Why isn't "it" used in place of "he or she", "he/she", "s/he" etc.?
Solution 1:
I believe that "it" in the case of "it's me" or "it's John" is an expletive. Like Coline Fine commented above, it is a syntactic placeholder, because in English we can't just say "is me/I am" or "is John/John is" (which is fine in other languages, e.g. Spanish). So, dictionary.com is being extremely misleading in the "it's John" example, or even outright wrong, depending on your theoretical point of view.
It's the same expletive-it that shows up when we say things like "it rains a lot here". What rains? The word "it" is here simply because we can't have a verb without some sort of a subject in English; it doesn't refer to any explicit thing.

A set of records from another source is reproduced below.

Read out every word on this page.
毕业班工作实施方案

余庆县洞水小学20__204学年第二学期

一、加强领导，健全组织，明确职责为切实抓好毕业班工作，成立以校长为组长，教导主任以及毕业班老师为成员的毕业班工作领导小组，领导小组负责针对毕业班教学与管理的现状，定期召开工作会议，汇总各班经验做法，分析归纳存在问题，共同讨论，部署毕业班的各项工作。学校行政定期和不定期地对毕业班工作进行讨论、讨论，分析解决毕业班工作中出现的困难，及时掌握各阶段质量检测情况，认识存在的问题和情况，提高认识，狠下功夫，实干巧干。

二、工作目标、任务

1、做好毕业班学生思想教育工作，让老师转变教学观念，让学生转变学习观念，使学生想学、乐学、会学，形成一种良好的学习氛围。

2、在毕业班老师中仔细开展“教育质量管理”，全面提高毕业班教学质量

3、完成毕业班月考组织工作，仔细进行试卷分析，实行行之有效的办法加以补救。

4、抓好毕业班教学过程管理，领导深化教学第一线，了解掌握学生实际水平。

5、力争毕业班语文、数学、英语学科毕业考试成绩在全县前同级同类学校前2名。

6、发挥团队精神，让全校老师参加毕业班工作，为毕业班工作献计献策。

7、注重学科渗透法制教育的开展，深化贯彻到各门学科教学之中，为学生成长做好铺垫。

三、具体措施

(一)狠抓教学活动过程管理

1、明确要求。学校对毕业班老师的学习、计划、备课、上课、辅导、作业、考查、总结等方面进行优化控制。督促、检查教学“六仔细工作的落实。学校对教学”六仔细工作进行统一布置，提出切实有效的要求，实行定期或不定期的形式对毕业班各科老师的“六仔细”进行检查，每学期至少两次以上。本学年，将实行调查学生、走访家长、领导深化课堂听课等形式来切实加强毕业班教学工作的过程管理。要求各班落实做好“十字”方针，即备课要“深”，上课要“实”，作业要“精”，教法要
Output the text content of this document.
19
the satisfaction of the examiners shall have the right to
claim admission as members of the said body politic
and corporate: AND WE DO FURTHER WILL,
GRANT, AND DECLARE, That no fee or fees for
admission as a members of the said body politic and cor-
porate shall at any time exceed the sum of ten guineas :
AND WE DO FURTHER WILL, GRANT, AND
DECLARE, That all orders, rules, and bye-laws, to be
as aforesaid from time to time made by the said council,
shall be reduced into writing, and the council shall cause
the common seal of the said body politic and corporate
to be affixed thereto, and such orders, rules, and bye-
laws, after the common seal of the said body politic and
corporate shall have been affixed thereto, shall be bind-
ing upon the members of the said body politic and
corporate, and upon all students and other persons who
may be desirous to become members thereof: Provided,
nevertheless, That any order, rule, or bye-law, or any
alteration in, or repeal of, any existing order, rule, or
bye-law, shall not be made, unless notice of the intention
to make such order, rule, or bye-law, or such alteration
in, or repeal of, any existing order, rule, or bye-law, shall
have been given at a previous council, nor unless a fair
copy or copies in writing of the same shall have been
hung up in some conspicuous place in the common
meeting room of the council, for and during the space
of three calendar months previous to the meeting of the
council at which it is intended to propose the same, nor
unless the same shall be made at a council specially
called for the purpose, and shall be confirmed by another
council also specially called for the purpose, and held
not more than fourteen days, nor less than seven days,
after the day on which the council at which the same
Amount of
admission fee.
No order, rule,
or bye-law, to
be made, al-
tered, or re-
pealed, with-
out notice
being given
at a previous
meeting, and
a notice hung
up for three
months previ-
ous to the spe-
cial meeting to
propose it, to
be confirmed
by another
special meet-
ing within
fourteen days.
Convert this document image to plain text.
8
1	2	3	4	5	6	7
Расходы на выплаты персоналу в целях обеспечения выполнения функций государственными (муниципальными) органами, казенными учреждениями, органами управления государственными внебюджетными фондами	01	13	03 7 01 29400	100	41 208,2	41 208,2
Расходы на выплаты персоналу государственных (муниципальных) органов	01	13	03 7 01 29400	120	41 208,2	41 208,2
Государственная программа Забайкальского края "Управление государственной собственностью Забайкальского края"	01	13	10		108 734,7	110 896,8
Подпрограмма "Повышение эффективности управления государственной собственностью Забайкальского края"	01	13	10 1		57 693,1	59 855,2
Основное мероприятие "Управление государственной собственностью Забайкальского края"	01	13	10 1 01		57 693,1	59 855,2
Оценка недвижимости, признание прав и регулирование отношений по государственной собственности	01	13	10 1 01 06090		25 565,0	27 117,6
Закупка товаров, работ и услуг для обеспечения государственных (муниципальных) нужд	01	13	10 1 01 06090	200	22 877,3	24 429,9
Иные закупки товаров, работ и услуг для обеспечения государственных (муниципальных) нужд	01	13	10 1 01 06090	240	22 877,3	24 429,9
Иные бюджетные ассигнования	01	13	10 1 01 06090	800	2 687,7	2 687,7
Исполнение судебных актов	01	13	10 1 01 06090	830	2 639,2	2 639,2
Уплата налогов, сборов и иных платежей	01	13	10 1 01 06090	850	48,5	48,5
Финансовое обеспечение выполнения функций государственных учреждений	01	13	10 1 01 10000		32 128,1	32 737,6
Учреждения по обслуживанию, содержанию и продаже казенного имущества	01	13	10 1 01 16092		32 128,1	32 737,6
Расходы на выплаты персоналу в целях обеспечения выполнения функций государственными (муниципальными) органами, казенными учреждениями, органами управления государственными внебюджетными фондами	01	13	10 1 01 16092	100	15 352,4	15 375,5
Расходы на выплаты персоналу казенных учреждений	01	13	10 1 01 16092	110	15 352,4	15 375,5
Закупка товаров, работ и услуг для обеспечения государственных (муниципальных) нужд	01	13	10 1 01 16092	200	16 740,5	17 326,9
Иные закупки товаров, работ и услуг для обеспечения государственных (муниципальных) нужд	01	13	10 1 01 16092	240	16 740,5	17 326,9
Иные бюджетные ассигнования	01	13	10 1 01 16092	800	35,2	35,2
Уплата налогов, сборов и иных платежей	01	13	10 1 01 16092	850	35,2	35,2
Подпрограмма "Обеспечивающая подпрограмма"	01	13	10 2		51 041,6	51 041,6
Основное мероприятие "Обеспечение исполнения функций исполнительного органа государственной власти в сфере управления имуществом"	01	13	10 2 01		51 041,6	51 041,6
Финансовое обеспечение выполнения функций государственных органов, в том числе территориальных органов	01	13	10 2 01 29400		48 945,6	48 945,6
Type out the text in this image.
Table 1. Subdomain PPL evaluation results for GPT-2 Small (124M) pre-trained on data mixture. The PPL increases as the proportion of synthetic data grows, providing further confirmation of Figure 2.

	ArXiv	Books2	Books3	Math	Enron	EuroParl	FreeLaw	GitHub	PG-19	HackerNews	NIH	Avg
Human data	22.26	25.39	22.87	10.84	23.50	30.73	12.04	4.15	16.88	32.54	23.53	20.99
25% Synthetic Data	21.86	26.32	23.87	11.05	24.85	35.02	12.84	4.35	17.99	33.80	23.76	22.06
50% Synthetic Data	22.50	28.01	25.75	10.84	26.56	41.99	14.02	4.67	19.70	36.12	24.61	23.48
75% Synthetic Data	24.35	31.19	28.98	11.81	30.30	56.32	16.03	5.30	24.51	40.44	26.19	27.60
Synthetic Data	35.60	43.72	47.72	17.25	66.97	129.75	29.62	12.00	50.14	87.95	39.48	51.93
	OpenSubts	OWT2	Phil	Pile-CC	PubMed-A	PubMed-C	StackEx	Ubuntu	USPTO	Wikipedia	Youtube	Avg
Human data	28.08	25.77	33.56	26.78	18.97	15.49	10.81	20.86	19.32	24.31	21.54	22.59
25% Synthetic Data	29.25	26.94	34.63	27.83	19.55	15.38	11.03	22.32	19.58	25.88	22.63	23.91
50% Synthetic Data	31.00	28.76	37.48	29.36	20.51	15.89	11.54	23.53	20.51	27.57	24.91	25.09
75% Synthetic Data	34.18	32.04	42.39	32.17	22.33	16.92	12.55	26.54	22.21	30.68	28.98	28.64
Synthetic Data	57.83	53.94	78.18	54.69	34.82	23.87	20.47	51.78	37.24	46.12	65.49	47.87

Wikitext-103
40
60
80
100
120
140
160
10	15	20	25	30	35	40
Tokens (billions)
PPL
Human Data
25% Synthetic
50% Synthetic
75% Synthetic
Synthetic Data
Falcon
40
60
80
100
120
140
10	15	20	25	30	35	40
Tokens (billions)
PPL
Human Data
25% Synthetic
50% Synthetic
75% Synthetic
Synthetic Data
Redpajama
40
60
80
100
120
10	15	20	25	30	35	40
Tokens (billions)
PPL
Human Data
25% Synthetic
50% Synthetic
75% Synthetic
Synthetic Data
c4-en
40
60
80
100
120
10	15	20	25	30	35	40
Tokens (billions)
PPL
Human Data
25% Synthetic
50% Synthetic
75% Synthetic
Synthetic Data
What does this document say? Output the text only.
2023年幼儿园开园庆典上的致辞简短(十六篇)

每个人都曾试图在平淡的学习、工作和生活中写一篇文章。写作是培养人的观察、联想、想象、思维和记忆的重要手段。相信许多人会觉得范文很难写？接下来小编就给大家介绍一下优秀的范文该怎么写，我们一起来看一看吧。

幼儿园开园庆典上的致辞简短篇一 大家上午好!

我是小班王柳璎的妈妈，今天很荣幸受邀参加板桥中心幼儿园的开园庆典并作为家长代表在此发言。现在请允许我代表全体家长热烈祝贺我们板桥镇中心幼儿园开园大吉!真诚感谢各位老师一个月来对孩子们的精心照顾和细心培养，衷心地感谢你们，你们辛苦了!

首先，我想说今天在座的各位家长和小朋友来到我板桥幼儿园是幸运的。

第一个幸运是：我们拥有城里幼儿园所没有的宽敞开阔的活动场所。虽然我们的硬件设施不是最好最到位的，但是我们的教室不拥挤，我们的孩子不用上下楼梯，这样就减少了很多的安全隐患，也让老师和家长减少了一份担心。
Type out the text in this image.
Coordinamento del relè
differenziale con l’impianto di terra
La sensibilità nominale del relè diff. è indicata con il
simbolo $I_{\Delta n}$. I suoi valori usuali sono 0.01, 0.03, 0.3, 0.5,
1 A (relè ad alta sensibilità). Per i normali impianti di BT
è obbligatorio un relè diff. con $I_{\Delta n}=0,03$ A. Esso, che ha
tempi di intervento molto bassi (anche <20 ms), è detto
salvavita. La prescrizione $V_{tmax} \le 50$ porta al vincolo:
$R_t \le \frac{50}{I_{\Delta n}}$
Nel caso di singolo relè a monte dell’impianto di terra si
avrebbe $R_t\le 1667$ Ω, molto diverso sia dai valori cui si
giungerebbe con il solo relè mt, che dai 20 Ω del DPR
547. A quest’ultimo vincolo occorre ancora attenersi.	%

So, I would say that we don't use "it" to refer to (non-infant) humans, and "it's John" is not a counterexample.
A hundred years ago, in English, the standard gender-neutral pronoun was clearly "he", but in recent years we started finding it inherently sexist. As a result, we are in a wishy-washy period in English where there is a need for a gender-neutral pronoun, but people aren't quite agreed on what it is. In my observation, "they/them/their" is emerging as the clear frontrunner -- certainly this is true in spoken and informal speech.
Example:
"I just got a call from someone at the doctor's office." "Well, what did they say?"
Solution 2:
As far as I know, the use of it to refer to a person is only limited to children of unspecified sex, as reported by the NOAD too.
it |ɪt|
pronoun [third person singular]
1. used to refer to a thing previously mentioned or easily identified: a room with two beds in it | this approach is refreshing because it breaks down barriers.
• referring to an animal or child of unspecified sex: she was holding the baby, cradling it and smiling into its face.
• referring to a fact or situation previously mentioned, known, or happening: stop it, you're hurting me.
2. used to identify a person: it's me | it's a boy!
Solution 3:
Shifting away from he and she in general is out of the question. The idea of shifting away from two very established pronouns seems incredibly daunting. Pronouns form a closed class, and closed classes of words are very hard to modify; these two are used a lot. I would bet a dollar that she and he show up in top 100 most used English words in nearly every study or count. Finally consider that you aren't just changing he and she here, but also the objective and personal pronouns, which makes this even more daunting. That said, the pronouns of English have changed relatively recently. The Old Norse paradigm for they was borrowed; her is one remnant of the old system.
Replacing the the gender-neutral he with it seems to make sense based on the semantics posted in the question, but is probably also delayed by the reasons above. Further, in my use referring to any person as it, even a baby, is considered rude. So there's that hump, too.